I am going to pick up from my last post to add more tips that may help in creating international elearning with Camtasia, especially if you are creating multiple versions of the same solution in multiple languages.
As I explained in that post, because Camtasia generates keyboard callouts in real-time, as long as you have the desired keyboard layout language installed, it can produce it for you while editing the video.
Let’s continue with a couple of tips I find useful when creating multiple version of the same solution – for different languages, for different versions of the same software, for different versions of the hosting operating system…
Screen capture… Again
You may find yourself performing screen captures of pretty much the same sequence, with only minor differences, such as a language or version change. When you have a carefully crafted script, possibly translated to multiple languages, and a set of visuals and sequence already planned, any variations between screen captures will cause pain.
For these scenarios, I am using a macro solution from JitBit called Macro Recorder LITE. There are a couple of things I like about this macro recorder. The first is that it’s really simple: It has exactly the features I need and not a crowded interface with advanced functions that are just in the way. Second, the files this JitBit Macro Recorder generates are plain text files. I open them with a text editor, change the keystrokes that vary from version to version or language to language, and then I immediately have the entire sequence I need to capture, with the same timing, without errors, without effort. Speaking of timing, you can vary it with the text editor too.
Before you jump in, just one thing to ensure a smooth start: Camtasia Recorder and JitBit Macro Recorder LITE use the same system-wide hotkeys. The first task when trying them together is to change JitBit’s Start/Stop Recording hotkeys them so there’s no clash.
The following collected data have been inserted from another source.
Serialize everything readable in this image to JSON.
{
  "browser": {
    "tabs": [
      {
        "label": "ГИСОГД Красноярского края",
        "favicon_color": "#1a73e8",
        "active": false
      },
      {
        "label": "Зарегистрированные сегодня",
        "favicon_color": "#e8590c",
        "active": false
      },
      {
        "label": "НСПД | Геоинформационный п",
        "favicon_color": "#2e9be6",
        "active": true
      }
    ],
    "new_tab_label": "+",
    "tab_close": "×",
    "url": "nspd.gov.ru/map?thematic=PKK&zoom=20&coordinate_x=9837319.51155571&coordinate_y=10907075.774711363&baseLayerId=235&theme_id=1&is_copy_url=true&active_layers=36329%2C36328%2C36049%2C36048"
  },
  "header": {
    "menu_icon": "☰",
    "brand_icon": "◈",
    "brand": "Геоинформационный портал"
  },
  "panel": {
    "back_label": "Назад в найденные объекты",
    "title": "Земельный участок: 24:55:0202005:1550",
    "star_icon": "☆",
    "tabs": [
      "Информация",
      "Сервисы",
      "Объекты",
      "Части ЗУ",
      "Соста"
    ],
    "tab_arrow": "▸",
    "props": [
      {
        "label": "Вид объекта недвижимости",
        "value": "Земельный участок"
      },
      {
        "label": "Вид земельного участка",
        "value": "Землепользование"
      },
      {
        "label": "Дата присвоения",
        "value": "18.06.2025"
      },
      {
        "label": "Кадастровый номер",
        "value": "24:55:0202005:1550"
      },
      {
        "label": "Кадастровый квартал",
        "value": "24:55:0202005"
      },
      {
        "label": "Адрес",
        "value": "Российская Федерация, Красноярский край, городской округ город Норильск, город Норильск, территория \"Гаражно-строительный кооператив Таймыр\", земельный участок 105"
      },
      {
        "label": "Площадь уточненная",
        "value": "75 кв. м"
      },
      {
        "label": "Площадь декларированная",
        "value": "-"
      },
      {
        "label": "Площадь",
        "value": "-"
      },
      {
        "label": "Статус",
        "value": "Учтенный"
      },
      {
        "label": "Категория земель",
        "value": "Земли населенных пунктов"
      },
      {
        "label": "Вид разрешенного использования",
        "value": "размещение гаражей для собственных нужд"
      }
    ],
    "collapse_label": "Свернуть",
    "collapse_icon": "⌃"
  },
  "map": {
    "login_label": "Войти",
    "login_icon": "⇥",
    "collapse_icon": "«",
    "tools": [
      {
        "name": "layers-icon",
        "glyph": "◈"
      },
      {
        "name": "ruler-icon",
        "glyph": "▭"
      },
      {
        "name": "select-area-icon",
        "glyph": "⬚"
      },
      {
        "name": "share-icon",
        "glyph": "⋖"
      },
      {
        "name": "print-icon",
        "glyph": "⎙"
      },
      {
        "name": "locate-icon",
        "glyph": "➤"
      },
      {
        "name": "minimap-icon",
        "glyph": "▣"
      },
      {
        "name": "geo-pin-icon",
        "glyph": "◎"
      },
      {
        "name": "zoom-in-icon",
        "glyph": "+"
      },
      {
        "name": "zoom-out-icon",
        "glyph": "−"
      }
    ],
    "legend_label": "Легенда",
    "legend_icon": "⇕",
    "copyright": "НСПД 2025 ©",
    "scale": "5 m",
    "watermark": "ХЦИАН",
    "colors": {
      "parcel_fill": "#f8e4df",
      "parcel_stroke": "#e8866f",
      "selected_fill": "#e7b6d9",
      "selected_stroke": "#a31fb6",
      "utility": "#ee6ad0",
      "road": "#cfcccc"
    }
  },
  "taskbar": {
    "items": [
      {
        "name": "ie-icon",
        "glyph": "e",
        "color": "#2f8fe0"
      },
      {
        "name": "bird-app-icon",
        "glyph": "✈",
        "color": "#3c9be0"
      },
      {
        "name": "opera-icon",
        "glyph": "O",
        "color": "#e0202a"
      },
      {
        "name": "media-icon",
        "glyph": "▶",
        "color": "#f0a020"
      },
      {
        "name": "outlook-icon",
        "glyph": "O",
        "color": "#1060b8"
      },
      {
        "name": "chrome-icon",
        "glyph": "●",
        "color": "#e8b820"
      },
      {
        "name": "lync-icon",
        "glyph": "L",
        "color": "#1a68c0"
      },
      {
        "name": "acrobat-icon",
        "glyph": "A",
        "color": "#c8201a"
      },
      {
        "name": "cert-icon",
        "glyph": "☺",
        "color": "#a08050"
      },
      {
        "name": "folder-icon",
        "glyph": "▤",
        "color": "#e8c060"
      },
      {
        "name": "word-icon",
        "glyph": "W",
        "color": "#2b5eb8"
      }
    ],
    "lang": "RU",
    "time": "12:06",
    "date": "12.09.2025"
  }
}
Sadly, Camtasia has trouble capturing the mouse cursor when controlled with JitBit. This is not a concern if you work is mostly with the keyboard. But if the mouse cursor is important for your recording, try Mouse Recorder – Camtasia seems OK with that one, although you won’t be able to do plain text editing of macros, they use a proprietary format. Although Mouse Recorder has some editing capabilities, it doesn’t allow file-wide changes such as a search and replace.
Bitmaps are your friends… for once
In the software localization industry, bitmaps are a known evil. Every time software contains a bitmap with text, it causes lots of extra work, because the bitmap needs to be re-rendered with translated text. It is a basic rule of international software authoring that bitmaps with text are always avoided.
However, when it comes to creating multiple-language versions of Camtasia videos, I am doing exactly the opposite: I use text-containing bitmaps whenever I know that a simple bitmap change will solve my localization problem.
The reason? Camtasia is very forgiving when it comes to missing media. Say you have created a new keystroke as I described in my previous post. Let’s say it’s the Shift key. Your Camtasia project has that media in the Clip Bin, and it features in your video ten times.
Now you move on to the next language version of the same piece. You can start from scratch, and insert or replace the corresponding version of the key ten times, or you can simply delete the bitmap you want to replace and open the project. Camtasia will notice the missing piece, and give you the opportunity to locate it. All you have to do is provide the location of the new bitmap, and Camtasia will insert it as in the original project. Of course, Camtasia won’t mind if the bitmap happens to contain a different version of the text.
What this means is no-edit localization for any resource that came in bitmap format. Yes, that’s right: Zero minutes editing time to get bitmaps in videos localized into multiple languages. Just delete bitmaps, get prompted for the location of their translated version, and save as new project.